Il ricorso ai materiali biografici, sempre più approfondito
e sviluppato nell'osservazione e l'analisi sociale dei processi
comunicativi, risponde inoltre a precise esigenze di conoscenza
e ricostruzione delle molteplici realtà sociali e culturali
che interagiscono con la dimensione istituzionale in funzione
delle problematiche di una larga fascia di utenti [32].
La conoscenza metodologica e l'esperienza pratica delle storie
di vita, sono un prezioso e concreto bagaglio formativo per
avvicinare e avvicinarsi ai protagonisti del sociale, per
conoscere i bisogni e le risorse di una determinata realtà
comunitaria nella sua dimensione temporale e comunicativa.

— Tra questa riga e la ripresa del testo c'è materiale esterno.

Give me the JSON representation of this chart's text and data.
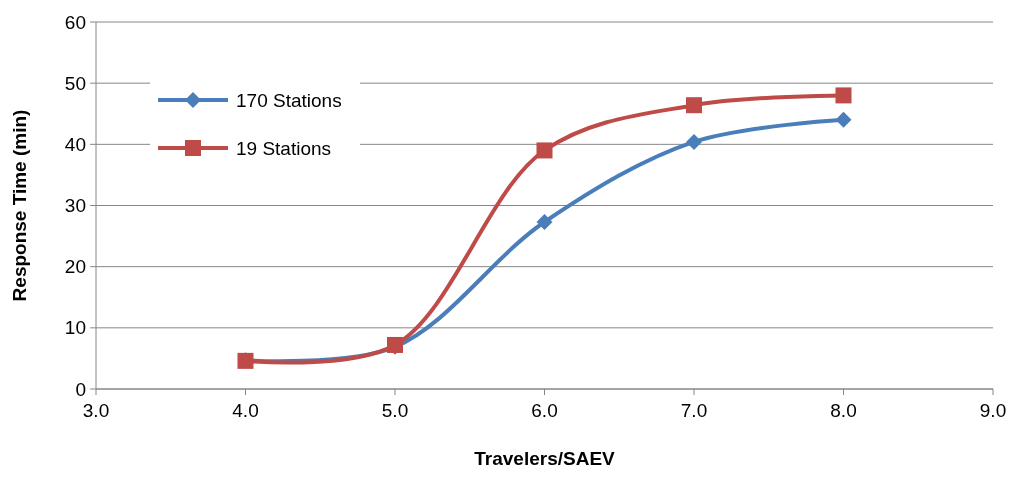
{
  "chart_data": {
    "type": "line",
    "xlabel": "Travelers/SAEV",
    "ylabel": "Response Time (min)",
    "x": [
      4.0,
      5.0,
      6.0,
      7.0,
      8.0
    ],
    "series": [
      {
        "name": "170 Stations",
        "color": "#4a7ebb",
        "marker": "diamond",
        "values": [
          4.7,
          6.9,
          27.3,
          40.4,
          44.0
        ]
      },
      {
        "name": "19 Stations",
        "color": "#be4b48",
        "marker": "square",
        "values": [
          4.6,
          7.2,
          39.0,
          46.4,
          48.0
        ]
      }
    ],
    "xlim": [
      3.0,
      9.0
    ],
    "xticks": [
      {
        "value": 3,
        "label": "3.0"
      },
      {
        "value": 4,
        "label": "4.0"
      },
      {
        "value": 5,
        "label": "5.0"
      },
      {
        "value": 6,
        "label": "6.0"
      },
      {
        "value": 7,
        "label": "7.0"
      },
      {
        "value": 8,
        "label": "8.0"
      },
      {
        "value": 9,
        "label": "9.0"
      }
    ],
    "ylim": [
      0,
      60
    ],
    "yticks": [
      0,
      10,
      20,
      30,
      40,
      50,
      60
    ],
    "grid": "y",
    "legend": "top left",
    "line_style": "solid"
  }
}
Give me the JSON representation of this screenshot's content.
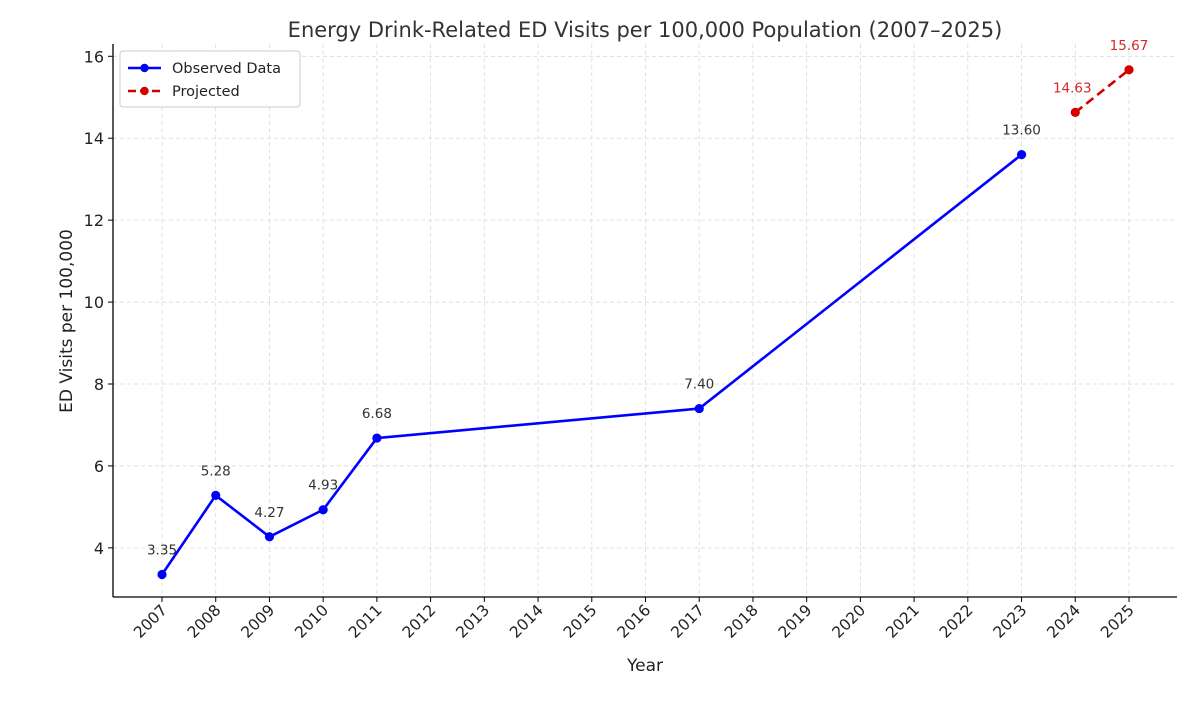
{
  "chart_data": {
    "type": "line",
    "title": "Energy Drink-Related ED Visits per 100,000 Population (2007–2025)",
    "xlabel": "Year",
    "ylabel": "ED Visits per 100,000",
    "categories": [
      "2007",
      "2008",
      "2009",
      "2010",
      "2011",
      "2012",
      "2013",
      "2014",
      "2015",
      "2016",
      "2017",
      "2018",
      "2019",
      "2020",
      "2021",
      "2022",
      "2023",
      "2024",
      "2025"
    ],
    "ylim": [
      2.8,
      16.3
    ],
    "yticks": [
      4,
      6,
      8,
      10,
      12,
      14,
      16
    ],
    "grid": true,
    "legend_position": "top-left",
    "series": [
      {
        "name": "Observed Data",
        "style": "solid",
        "color": "#0000ff",
        "label_color": "#333333",
        "points": [
          {
            "x": "2007",
            "y": 3.35,
            "label": "3.35"
          },
          {
            "x": "2008",
            "y": 5.28,
            "label": "5.28"
          },
          {
            "x": "2009",
            "y": 4.27,
            "label": "4.27"
          },
          {
            "x": "2010",
            "y": 4.93,
            "label": "4.93"
          },
          {
            "x": "2011",
            "y": 6.68,
            "label": "6.68"
          },
          {
            "x": "2017",
            "y": 7.4,
            "label": "7.40"
          },
          {
            "x": "2023",
            "y": 13.6,
            "label": "13.60"
          }
        ]
      },
      {
        "name": "Projected",
        "style": "dashed",
        "color": "#d40000",
        "label_color": "#d62728",
        "points": [
          {
            "x": "2024",
            "y": 14.63,
            "label": "14.63"
          },
          {
            "x": "2025",
            "y": 15.67,
            "label": "15.67"
          }
        ]
      }
    ]
  }
}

2.2. L'approfondimento delle soggettività e delle identità
culturali tra formazione, ascolto e pratiche professionali
[33]
Nel concepire i servizi alla persona come flusso di relazioni
si modifica la concezione stessa della formazione professionale
degli operatori sociali e culturali, integrando un approccio
dal basso si deve necessariamente favorire lo sviluppo delle
proprie capacità narrative sostenendo dei percorsi di apprendimento
delle nostre stesse storie sociali. Una preparazione all'ascolto,
ascolto di se stessi e ascolto degli altri, ci rende consapevoli
dei processi relativi all'interazione dialogica. Pervenire
ad un approccio narrativo e biografico, colloqui e interviste
di ogni genere, al loro uso nella ricerca e nell'intervento
nei contesti sociali, ci aiuta a configurare la nostra identità
di ricercatori e operatori sociali e culturali armonizzando
le nostre individualità con le procedure di oggettivazione
delle esperienza soggettive degli individui sociali. Questo
lavoro è possibile con un esercizio all'ascolto, come nella
ricerca azione e nella formazione nell'ambito pedagogico [34].

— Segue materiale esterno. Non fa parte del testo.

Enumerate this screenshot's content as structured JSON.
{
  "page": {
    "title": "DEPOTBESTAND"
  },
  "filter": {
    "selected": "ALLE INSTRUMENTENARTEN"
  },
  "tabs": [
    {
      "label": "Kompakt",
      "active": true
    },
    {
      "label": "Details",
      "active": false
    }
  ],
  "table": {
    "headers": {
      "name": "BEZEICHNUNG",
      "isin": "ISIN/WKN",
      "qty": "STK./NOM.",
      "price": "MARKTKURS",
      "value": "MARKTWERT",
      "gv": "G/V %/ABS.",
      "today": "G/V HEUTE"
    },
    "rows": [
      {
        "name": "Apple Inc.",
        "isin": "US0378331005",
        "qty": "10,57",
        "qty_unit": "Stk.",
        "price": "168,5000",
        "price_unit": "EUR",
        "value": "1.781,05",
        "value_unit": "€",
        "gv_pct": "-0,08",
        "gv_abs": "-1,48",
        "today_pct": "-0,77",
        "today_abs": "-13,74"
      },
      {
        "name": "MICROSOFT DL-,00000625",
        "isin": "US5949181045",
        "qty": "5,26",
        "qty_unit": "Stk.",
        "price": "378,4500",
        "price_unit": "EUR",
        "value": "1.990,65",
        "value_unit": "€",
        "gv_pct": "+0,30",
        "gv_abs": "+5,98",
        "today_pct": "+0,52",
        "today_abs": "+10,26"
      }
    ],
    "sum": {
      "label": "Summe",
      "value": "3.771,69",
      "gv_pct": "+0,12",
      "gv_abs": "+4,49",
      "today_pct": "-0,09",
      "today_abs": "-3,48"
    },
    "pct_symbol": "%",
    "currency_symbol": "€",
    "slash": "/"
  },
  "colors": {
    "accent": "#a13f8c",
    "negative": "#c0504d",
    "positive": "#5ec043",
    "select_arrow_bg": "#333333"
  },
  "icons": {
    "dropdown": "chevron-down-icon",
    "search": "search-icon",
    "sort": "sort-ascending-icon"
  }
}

Le storie di vita con finalità conoscitive e di cambiamento
nel settore dell'educazione [35]
definiscono un approccio dal basso che in una prospettiva
interculturale costituisce inoltre una caratteristica metodologia
dell'ascolto autobiografico, dove le autobiografie tra passato
e presente sono raccontate direttamente dai loro protagonisti
[36].
Un ascolto dell'altro inteso come considerazione delle singolarità
culturali, condizione di vicinanza e comprensione delle narrazioni,
delle configurazioni e delle rappresentazioni del sistema
relazionale familiare e sociale dei migranti. Un ascolto autobiografico
in cui ci si interroga in prima persona, attraverso una riflessione
pedagogica, arricchendosi della pluralità delle appartenenze
delle storie di vita. L'approccio autobiografico è un esercizio
che favorisce una riflessione personale come sperimentazione
di un agire professionale in costruzione, generando uno sguardo
più attento verso l'altro in funzione della nostra stessa
capacità riflessiva d'interpretazione di percorsi e traiettorie
esistenziali complessive.
Attraverso un percorso individuale contraddistinto da metodologie
assimilate congiuntamente ad aspetti emotivi, affettivi e
soggettivi, presenti nei percorsi formativi e nelle esperienze
personali, arriviamo a valutare la nostra esperienza sociale
cogliendo l'altro in quanto esperienza di vita. Le storie
di vita, verificate come processi cognitivi, sono apprese
come delle realizzazioni di elaborazioni e costruzioni delle
rappresentazioni del vissuto individuale e sociale in funzione
dei significati attribuiti al nostro stesso vissuto ed alla
nostra esperienza sociale. Questo percorso formativo e formatore
traduce la nozione di coscienza sociale, una coscienza che
bisogna conseguire non come luogo di categorie valoriali e
interpretative ma al contrario come esperienza lucida della
propria personale traiettoria sociale, delle posizioni e delle
prese di posizione in contesti sociali e relazionali specifici,
o ancora come disposizione a considerare gli altri in quanto
espressioni di esperienze sociali e non come oggetti sociali
trascurando di coniugare in questo modo pratiche sociali e
individualità.
Questo movimento ci colloca in un'interazione con l'altro
attraverso una metodologia dell'ascolto che ci aiuta a cogliere
una correlazione tra individui e società, non determinata
a priori, svelandoci un individuo nella sua capacità riflessiva
di interiorizzare e filtrare il sociale proponendo delle rappresentazioni
originali della sua esperienza sociale. Questa soggettività
si coglie principalmente nella temporalità. Una temporalità
configurata come dimensione essenziale del sociale può introdurre
il movimento dinamico della realtà sociale in quanto costruzione
mentale, percezione sensibile e mediazione simbolica, come
flusso evolutivo analizzabile nella sua stessa temporalità
e nell'insieme dei significati espressi. La costruzione dell'identità
si realizza così in funzione della concezione di se stessi
nella circolarità temporale della vita quotidiana in quanto
segmento comprensibile, considerato attraverso un principio
di coerenza. L'identità come processo non è un dato immutabile,
realizza un processo multidimensionale dove si elabora la
propria autonomia personale rispetto ai gruppi sociali di
appartenenza o di identificazione, affermando e rafforzando
la propria identità insieme a quel sentimento di originalità
che la caratterizza come processo di individuazione.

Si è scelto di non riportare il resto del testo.